Monday, August 1, 2016

The Syrian Nightmare: A Counter-Narration

Cartoon referencing Aleppo’s children role in creating a temporary no-fly zone by burning thousands of old tires. 

The Syrian opposition members who bet that Assad would be quickly deposed in 2011 are now largely spectators. Their country lies in ruins. Their goal of bringing down the state (Isqat al-nizam) looks as far as ever from being achieved. And Salafists control the fighting on the ground. Like all conflicts that turn armed and violent, the most militant and extreme end up elbowing the more moderate aside. Burhan Ghalioun and Haytham Manaa have been replaced by Caliph Baghdadi and Mohammed al-Jolani. Rebels have been replaced by mujahedin. Without a single exception, every armed group today is committed to ruling by sharia law. This is why Assad and his supporters will refuse to give up and continue fighting. Syrians, unfortunately, have a long fight in front of them. Miscalculation has led to Syria’s ruin.

Those who actually believe that it is the Syrian opposition that is to blame for the current nightmare in Syria miss the entire context that made a revolution possible: the tyranny, corruption and sectarianism of the Assad regime, the systematic destruction of civil society, the official support for the quiet Islamization of Syria, and the tactics deployed from the very beginning of the Revolution by the Assad regime. None of these things warrant any mention by the author who ends by turning the whole situation on its head, making it sound as though Assad and his supporters have always been on the defensive. This might be the point.

Not that I think that the opposition is blameless. In fact, despite spending years agitating and calling for a peaceful revolution in Syria, including writing articles, laying out transition plans and producing a TV program dedicated to the topic of civil disobedience and nonviolent revolutions, I never hid my major misgivings about the timing of the Syrian Revolution.

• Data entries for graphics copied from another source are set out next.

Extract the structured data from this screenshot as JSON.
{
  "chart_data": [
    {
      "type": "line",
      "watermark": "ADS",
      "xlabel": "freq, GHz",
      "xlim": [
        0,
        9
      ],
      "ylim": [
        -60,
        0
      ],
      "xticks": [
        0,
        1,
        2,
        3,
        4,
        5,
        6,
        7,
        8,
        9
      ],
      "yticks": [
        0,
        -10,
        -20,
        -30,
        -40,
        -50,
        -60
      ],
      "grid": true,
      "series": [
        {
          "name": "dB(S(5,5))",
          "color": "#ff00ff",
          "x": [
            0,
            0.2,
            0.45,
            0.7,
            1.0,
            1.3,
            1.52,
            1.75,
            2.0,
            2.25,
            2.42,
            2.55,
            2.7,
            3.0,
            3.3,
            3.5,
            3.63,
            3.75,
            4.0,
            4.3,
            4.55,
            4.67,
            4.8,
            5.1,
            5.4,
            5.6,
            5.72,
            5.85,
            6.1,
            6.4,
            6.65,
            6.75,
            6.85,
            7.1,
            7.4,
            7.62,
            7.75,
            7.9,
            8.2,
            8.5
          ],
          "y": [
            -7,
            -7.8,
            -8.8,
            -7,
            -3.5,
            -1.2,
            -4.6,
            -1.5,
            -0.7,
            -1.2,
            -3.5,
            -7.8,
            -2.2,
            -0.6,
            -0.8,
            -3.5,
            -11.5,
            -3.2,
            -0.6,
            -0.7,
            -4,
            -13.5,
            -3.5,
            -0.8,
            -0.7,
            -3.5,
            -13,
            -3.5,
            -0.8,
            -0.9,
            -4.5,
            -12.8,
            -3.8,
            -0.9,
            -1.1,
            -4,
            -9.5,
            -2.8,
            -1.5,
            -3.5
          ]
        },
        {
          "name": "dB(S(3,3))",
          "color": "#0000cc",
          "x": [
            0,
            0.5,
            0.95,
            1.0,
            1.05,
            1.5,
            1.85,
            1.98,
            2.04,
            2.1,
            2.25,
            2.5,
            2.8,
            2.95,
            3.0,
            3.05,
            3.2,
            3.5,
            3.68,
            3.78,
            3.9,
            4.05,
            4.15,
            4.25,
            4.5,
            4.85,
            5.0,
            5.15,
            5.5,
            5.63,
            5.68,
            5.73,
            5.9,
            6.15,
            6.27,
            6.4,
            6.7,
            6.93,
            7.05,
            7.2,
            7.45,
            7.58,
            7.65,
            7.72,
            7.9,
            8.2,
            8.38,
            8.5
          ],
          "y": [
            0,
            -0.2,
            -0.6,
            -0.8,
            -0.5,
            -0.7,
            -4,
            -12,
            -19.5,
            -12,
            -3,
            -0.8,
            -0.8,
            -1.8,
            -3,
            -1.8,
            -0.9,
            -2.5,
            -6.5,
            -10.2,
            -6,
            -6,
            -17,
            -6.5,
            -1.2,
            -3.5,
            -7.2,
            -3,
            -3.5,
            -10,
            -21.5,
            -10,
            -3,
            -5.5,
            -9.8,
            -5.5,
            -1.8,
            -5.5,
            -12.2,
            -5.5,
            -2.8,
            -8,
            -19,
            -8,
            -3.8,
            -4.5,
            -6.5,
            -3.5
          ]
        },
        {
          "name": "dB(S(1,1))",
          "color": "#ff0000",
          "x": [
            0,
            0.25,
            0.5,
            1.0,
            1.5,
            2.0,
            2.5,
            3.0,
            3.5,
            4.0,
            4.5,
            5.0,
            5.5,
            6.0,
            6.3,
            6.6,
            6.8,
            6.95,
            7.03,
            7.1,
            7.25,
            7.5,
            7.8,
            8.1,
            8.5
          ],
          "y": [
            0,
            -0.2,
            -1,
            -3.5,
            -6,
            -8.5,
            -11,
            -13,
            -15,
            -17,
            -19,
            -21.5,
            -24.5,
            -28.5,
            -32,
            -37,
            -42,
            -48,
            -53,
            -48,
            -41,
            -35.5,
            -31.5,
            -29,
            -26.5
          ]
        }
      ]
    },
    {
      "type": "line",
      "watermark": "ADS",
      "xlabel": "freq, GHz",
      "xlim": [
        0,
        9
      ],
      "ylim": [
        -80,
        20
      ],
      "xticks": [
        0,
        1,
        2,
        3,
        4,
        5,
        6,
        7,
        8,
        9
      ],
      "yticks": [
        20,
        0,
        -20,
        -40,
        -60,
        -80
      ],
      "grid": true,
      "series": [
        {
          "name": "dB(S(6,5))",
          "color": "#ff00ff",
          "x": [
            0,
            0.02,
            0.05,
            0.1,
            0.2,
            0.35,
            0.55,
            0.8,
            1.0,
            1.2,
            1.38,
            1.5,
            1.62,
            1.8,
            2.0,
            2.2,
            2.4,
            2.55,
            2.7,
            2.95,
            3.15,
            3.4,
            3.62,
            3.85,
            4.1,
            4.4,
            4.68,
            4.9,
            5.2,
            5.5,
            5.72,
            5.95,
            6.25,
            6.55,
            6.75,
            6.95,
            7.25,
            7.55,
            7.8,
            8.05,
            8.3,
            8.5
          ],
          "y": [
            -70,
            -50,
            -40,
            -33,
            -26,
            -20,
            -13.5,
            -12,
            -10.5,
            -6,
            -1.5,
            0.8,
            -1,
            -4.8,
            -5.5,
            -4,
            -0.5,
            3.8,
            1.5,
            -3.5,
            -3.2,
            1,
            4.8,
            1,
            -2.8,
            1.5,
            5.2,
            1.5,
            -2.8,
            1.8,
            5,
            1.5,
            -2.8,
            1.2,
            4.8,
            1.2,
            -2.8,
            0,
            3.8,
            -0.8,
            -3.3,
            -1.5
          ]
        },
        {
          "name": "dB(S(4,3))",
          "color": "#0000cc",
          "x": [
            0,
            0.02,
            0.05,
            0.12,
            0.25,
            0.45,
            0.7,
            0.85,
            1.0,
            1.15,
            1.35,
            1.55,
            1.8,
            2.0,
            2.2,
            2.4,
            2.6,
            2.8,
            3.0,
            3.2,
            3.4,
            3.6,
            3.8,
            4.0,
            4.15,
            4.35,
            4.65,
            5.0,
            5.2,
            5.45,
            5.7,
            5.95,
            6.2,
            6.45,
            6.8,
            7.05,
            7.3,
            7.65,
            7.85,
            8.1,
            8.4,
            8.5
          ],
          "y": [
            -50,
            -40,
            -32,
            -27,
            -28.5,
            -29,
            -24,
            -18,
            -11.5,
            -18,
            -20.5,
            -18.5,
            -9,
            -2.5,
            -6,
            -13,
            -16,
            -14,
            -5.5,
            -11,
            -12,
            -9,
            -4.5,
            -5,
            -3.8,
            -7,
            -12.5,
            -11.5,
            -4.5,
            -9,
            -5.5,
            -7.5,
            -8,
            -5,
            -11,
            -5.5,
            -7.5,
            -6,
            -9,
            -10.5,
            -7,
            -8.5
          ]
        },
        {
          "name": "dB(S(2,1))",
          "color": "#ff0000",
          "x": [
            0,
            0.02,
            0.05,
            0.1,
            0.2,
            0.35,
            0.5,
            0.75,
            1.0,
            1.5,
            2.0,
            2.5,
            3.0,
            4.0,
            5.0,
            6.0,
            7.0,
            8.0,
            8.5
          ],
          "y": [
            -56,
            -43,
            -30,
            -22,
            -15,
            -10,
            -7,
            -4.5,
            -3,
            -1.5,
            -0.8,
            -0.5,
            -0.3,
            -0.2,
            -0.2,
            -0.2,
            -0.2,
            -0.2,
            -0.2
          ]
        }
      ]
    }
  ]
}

My increasing involvement with political opposition factions between 2005 and 2011 amply demonstrated to me their lack of readiness to lead a revolution in a country like Syria. The improvised way they issued the call for revolution following the success of the Tunisian Revolution, failing to note the radically different conditions and political context between he to countries, and their cynical reaction to the article I published in the Guardian on February 7, 2011 in which I tried to highlight the domestic and geopolitical complications involved in the Syria transition and the opposition lack of readiness for tackling any of these issues consolidated my fears.

Still, neither I nor the team of Syrian activists which continued to support the work of Tharwa, the organization my wife and I established in Damascus back in 2003 to help facilitate peaceful democratic change in the country, shirked our responsibility for supporting the Revolution, for advising the opposition and for lobbying for international support. In a new article for the Guardian I came out in support of the revolution and the early nonviolent protesters who included many of our Tharwa activists in their ranks. The field has been prepared for a revolution since at least 2008, and the Tunisian revolution provided the much-needed spark.

Playing a bigger leadership role, as some has wanted and expected, including the Syrian regime, was not something I was willing to entertain. The in-fighting involved in opposition work has always been distracting for me, and with so many people expecting “victory,” the tendency was bound to intensify. Mine was always meant to be a supporting rather than starring role.